Much the same objections apply to a state-funded model: an arbitrary figure will be set, possibly based on certain metrics such as sales of goods likely to affected by copying, but no-one will have any reasonable way of knowing how much of this central fund should be allocated to the individual rightholders. As a consequence the collecting societies usually provide the conduit to pass the money to their members, many of whom will be totally undeserving of it, because their works are rarely copied. But both methods equally fail to meet the fairness test since there is absolutely no linkage between any possible economic harm to an individual author or artist on the one hand and a calculation of that harm which needs appropriate (or 'fair') compensation. Either system is at best a compromise and at worst a fudge.

Which brings me back to where it is best to make decisions about which system to adopt. Since each member state has its own historic approach to copyright, based on a number of concepts, such as the droit d'auteur or the more Lockean utilitarian or public good concept, it would sensible to also let the member states decide how compensation should be arranged locally, given the need for fairness as it applies to its own population, and the extent to which domestic law on copyright is permissive or restrictive in its application. To take the particular example of photographs, in jurisdictions where the 'originality' threshold is high, fewer works will gain copyright protection in the first place, and so there will be less need overall for compensation to photographers generally than in countries where the originality threshold is low. However the extent to which private copying of photographs may or may not take place in these countries is entirely unrelated to this fact. It seems clear that harmonization of the marketplace no more applies here than it does to the individual fees which various authors and artists can command within their respective national marketplaces. On that basis the decision on how to fund compensation for private copying should be left at the level of the member state. A logical extension to the Fourth Chamber's decision would be that not only should compensation be achieved through a levy system, but that the amount of the levy should be identical in each member state, irrespective of whether they are within the Eurozone or not.

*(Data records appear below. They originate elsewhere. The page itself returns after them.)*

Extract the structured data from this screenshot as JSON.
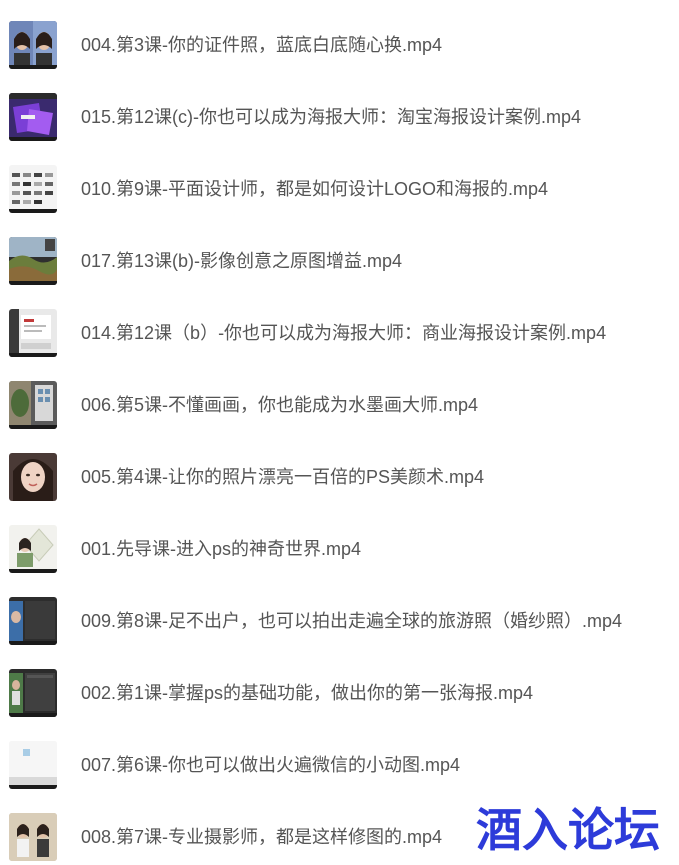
{
  "files": [
    {
      "name": "004.第3课-你的证件照，蓝底白底随心换.mp4",
      "thumbnail": "id-photo-thumbnail"
    },
    {
      "name": "015.第12课(c)-你也可以成为海报大师：淘宝海报设计案例.mp4",
      "thumbnail": "taobao-poster-thumbnail"
    },
    {
      "name": "010.第9课-平面设计师，都是如何设计LOGO和海报的.mp4",
      "thumbnail": "logo-grid-thumbnail"
    },
    {
      "name": "017.第13课(b)-影像创意之原图增益.mp4",
      "thumbnail": "landscape-thumbnail"
    },
    {
      "name": "014.第12课（b）-你也可以成为海报大师：商业海报设计案例.mp4",
      "thumbnail": "commercial-poster-thumbnail"
    },
    {
      "name": "006.第5课-不懂画画，你也能成为水墨画大师.mp4",
      "thumbnail": "ink-painting-thumbnail"
    },
    {
      "name": "005.第4课-让你的照片漂亮一百倍的PS美颜术.mp4",
      "thumbnail": "portrait-thumbnail"
    },
    {
      "name": "001.先导课-进入ps的神奇世界.mp4",
      "thumbnail": "intro-thumbnail"
    },
    {
      "name": "009.第8课-足不出户，也可以拍出走遍全球的旅游照（婚纱照）.mp4",
      "thumbnail": "travel-photo-thumbnail"
    },
    {
      "name": "002.第1课-掌握ps的基础功能，做出你的第一张海报.mp4",
      "thumbnail": "basics-thumbnail"
    },
    {
      "name": "007.第6课-你也可以做出火遍微信的小动图.mp4",
      "thumbnail": "gif-thumbnail"
    },
    {
      "name": "008.第7课-专业摄影师，都是这样修图的.mp4",
      "thumbnail": "retouch-thumbnail"
    }
  ],
  "watermark": {
    "text": "酒入论坛",
    "color": "#2d3bd9"
  }
}
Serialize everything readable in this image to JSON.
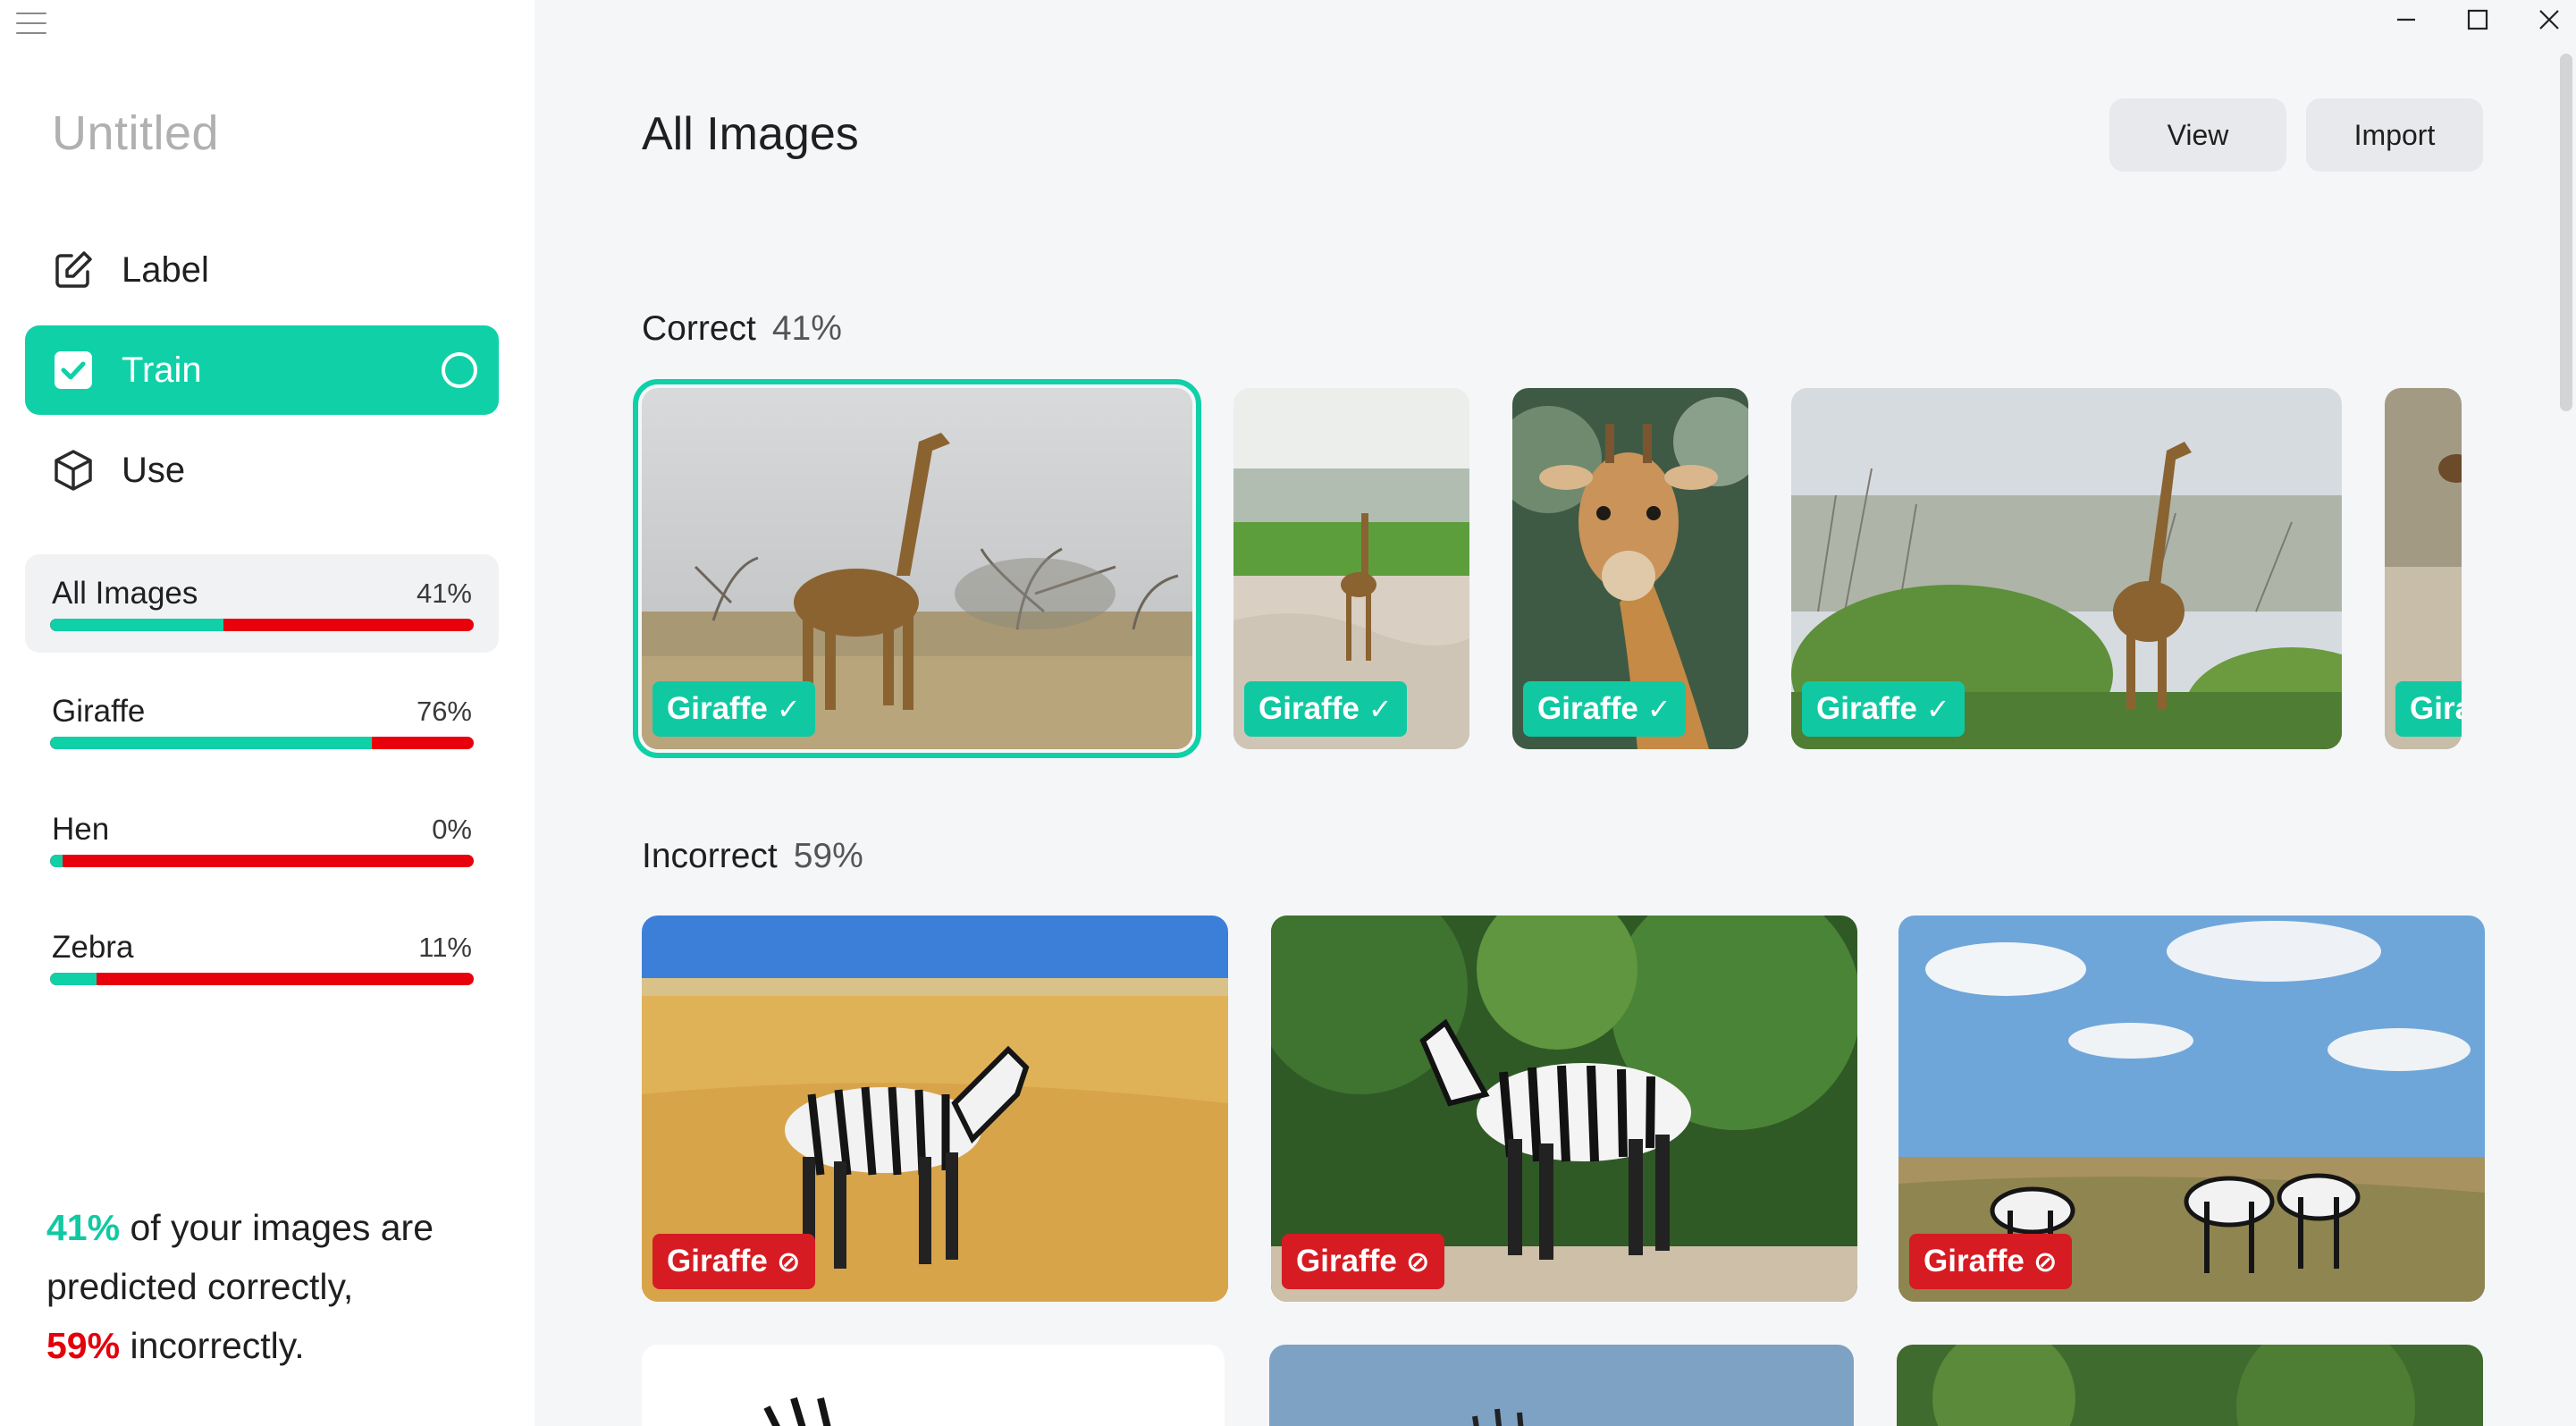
{
  "app": {
    "project_title": "Untitled"
  },
  "nav": {
    "label": "Label",
    "train": "Train",
    "use": "Use"
  },
  "classes": [
    {
      "name": "All Images",
      "pct": "41%",
      "accuracy": 0.41
    },
    {
      "name": "Giraffe",
      "pct": "76%",
      "accuracy": 0.76
    },
    {
      "name": "Hen",
      "pct": "0%",
      "accuracy": 0.0
    },
    {
      "name": "Zebra",
      "pct": "11%",
      "accuracy": 0.11
    }
  ],
  "summary": {
    "correct_pct": "41%",
    "text1": " of your images are predicted correctly,",
    "incorrect_pct": "59%",
    "text2": " incorrectly."
  },
  "main": {
    "title": "All Images",
    "view_label": "View",
    "import_label": "Import"
  },
  "sections": {
    "correct": {
      "title": "Correct",
      "pct": "41%"
    },
    "incorrect": {
      "title": "Incorrect",
      "pct": "59%"
    }
  },
  "correct_images": [
    {
      "label": "Giraffe",
      "icon": "check-icon"
    },
    {
      "label": "Giraffe",
      "icon": "check-icon"
    },
    {
      "label": "Giraffe",
      "icon": "check-icon"
    },
    {
      "label": "Giraffe",
      "icon": "check-icon"
    },
    {
      "label": "Gira",
      "icon": ""
    }
  ],
  "incorrect_images": [
    {
      "label": "Giraffe",
      "icon": "prohibited-icon"
    },
    {
      "label": "Giraffe",
      "icon": "prohibited-icon"
    },
    {
      "label": "Giraffe",
      "icon": "prohibited-icon"
    }
  ],
  "colors": {
    "accent": "#10d0a8",
    "error": "#e3000b",
    "tag_ok": "#10c9a2",
    "tag_err": "#d61b22"
  }
}
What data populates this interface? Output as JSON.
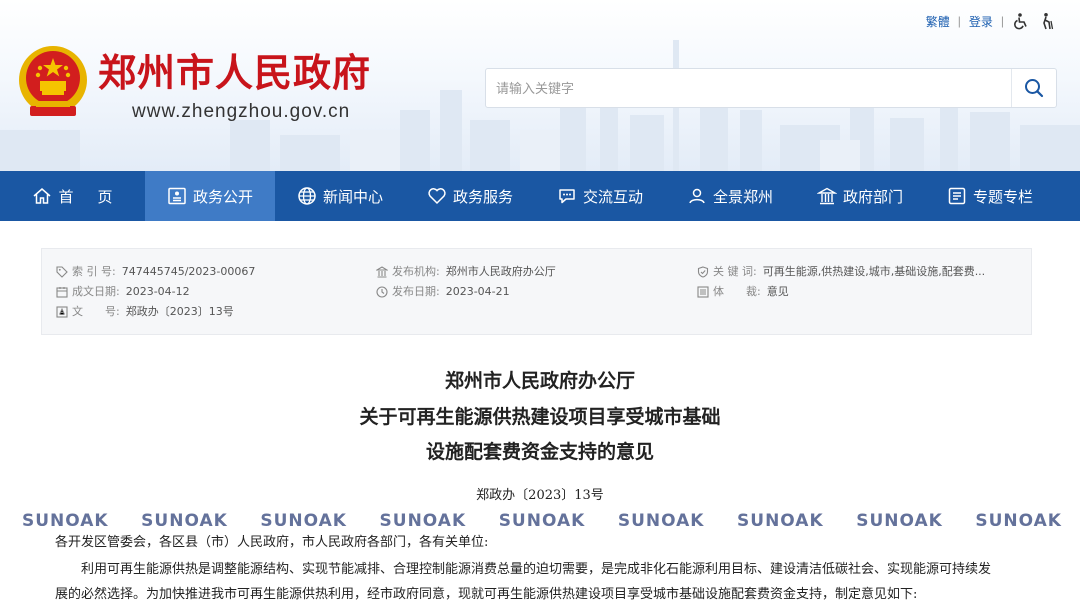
{
  "header": {
    "site_title": "郑州市人民政府",
    "site_url": "www.zhengzhou.gov.cn",
    "top_links": {
      "traditional": "繁體",
      "login": "登录"
    },
    "search": {
      "placeholder": "请输入关键字"
    },
    "icons": {
      "emblem": "national-emblem",
      "search": "search-icon",
      "accessibility": "wheelchair-icon",
      "elderly": "elderly-icon"
    },
    "colors": {
      "title_red": "#c8141b",
      "nav_blue": "#1a57a3",
      "nav_active": "#3f7bc6"
    }
  },
  "nav": {
    "items": [
      {
        "label": "首页",
        "icon": "home-icon"
      },
      {
        "label": "政务公开",
        "icon": "id-card-icon"
      },
      {
        "label": "新闻中心",
        "icon": "globe-icon"
      },
      {
        "label": "政务服务",
        "icon": "heart-icon"
      },
      {
        "label": "交流互动",
        "icon": "chat-icon"
      },
      {
        "label": "全景郑州",
        "icon": "user-icon"
      },
      {
        "label": "政府部门",
        "icon": "building-icon"
      },
      {
        "label": "专题专栏",
        "icon": "list-icon"
      }
    ],
    "active_index": 1
  },
  "meta": {
    "index_label": "索 引 号:",
    "index_value": "747445745/2023-00067",
    "created_label": "成文日期:",
    "created_value": "2023-04-12",
    "docno_label": "文　　号:",
    "docno_value": "郑政办〔2023〕13号",
    "publisher_label": "发布机构:",
    "publisher_value": "郑州市人民政府办公厅",
    "published_label": "发布日期:",
    "published_value": "2023-04-21",
    "keywords_label": "关 键 词:",
    "keywords_value": "可再生能源,供热建设,城市,基础设施,配套费...",
    "genre_label": "体　　裁:",
    "genre_value": "意见"
  },
  "document": {
    "title_line1": "郑州市人民政府办公厅",
    "title_line2": "关于可再生能源供热建设项目享受城市基础",
    "title_line3": "设施配套费资金支持的意见",
    "doc_number": "郑政办〔2023〕13号",
    "addressee": "各开发区管委会，各区县（市）人民政府，市人民政府各部门，各有关单位:",
    "paragraph1_line1": "利用可再生能源供热是调整能源结构、实现节能减排、合理控制能源消费总量的迫切需要，是完成非化石能源利用目标、建设清洁低碳社会、实现能源可持续发",
    "paragraph1_line2": "展的必然选择。为加快推进我市可再生能源供热利用，经市政府同意，现就可再生能源供热建设项目享受城市基础设施配套费资金支持，制定意见如下:"
  },
  "watermark": {
    "text": "SUNOAK",
    "count": 9
  }
}
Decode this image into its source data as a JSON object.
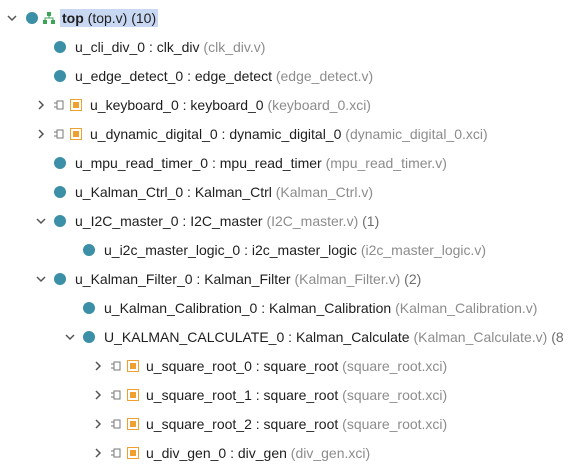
{
  "tree": {
    "top": {
      "name": "top",
      "file": "(top.v)",
      "count": "(10)"
    },
    "rows": [
      {
        "instance": "u_cli_div_0",
        "module": "clk_div",
        "file": "(clk_div.v)",
        "count": ""
      },
      {
        "instance": "u_edge_detect_0",
        "module": "edge_detect",
        "file": "(edge_detect.v)",
        "count": ""
      },
      {
        "instance": "u_keyboard_0",
        "module": "keyboard_0",
        "file": "(keyboard_0.xci)",
        "count": ""
      },
      {
        "instance": "u_dynamic_digital_0",
        "module": "dynamic_digital_0",
        "file": "(dynamic_digital_0.xci)",
        "count": ""
      },
      {
        "instance": "u_mpu_read_timer_0",
        "module": "mpu_read_timer",
        "file": "(mpu_read_timer.v)",
        "count": ""
      },
      {
        "instance": "u_Kalman_Ctrl_0",
        "module": "Kalman_Ctrl",
        "file": "(Kalman_Ctrl.v)",
        "count": ""
      },
      {
        "instance": "u_I2C_master_0",
        "module": "I2C_master",
        "file": "(I2C_master.v)",
        "count": "(1)"
      },
      {
        "instance": "u_i2c_master_logic_0",
        "module": "i2c_master_logic",
        "file": "(i2c_master_logic.v)",
        "count": ""
      },
      {
        "instance": "u_Kalman_Filter_0",
        "module": "Kalman_Filter",
        "file": "(Kalman_Filter.v)",
        "count": "(2)"
      },
      {
        "instance": "u_Kalman_Calibration_0",
        "module": "Kalman_Calibration",
        "file": "(Kalman_Calibration.v)",
        "count": ""
      },
      {
        "instance": "U_KALMAN_CALCULATE_0",
        "module": "Kalman_Calculate",
        "file": "(Kalman_Calculate.v)",
        "count": "(8"
      },
      {
        "instance": "u_square_root_0",
        "module": "square_root",
        "file": "(square_root.xci)",
        "count": ""
      },
      {
        "instance": "u_square_root_1",
        "module": "square_root",
        "file": "(square_root.xci)",
        "count": ""
      },
      {
        "instance": "u_square_root_2",
        "module": "square_root",
        "file": "(square_root.xci)",
        "count": ""
      },
      {
        "instance": "u_div_gen_0",
        "module": "div_gen",
        "file": "(div_gen.xci)",
        "count": ""
      }
    ],
    "separator": " : "
  },
  "colors": {
    "module_dot": "#3b8fa6",
    "ip_orange": "#f0a030",
    "selection": "#c9d8f2",
    "file_text": "#8c8c8c",
    "hier_green": "#3aa655"
  },
  "icons": {
    "expand": "chevron-down-icon",
    "collapsed": "chevron-right-icon",
    "module": "module-dot-icon",
    "ip": "ip-core-icon",
    "connector": "connector-icon",
    "hierarchy": "hierarchy-icon"
  }
}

However, none of that analysis troubled the Fourth Chamber in their deliberations. Instead they were more concerned that the person responsible for the copying should actually pay for that privilege, which rather misses the point made in the recitals that the emphasis of the calculation should be based on the (potential) harm suffered by the rightholder.
That is the reason I think the Egeda judgment was wrong as a matter of principle. The CJEU should learn to step back occasionally and ask itself if the Treaties really require the EU to determine policy on a specific topic and thus whether the Court needs to intervene at all. The saying "when all you have in your toolbox is a hammer, it's easy to see every problem as a nail" comes to mind.

1 comment:

Anonymous said...

Thanks for the post. Regarding your claim that "the EU does not have competency in intellectual property matters," I would, however, refer to Article 118 TFEU which specifically provides for such comptence. It's a shared competence, for sure, and it applies "in the context of the establishment and functioning of the internal market", but it's there.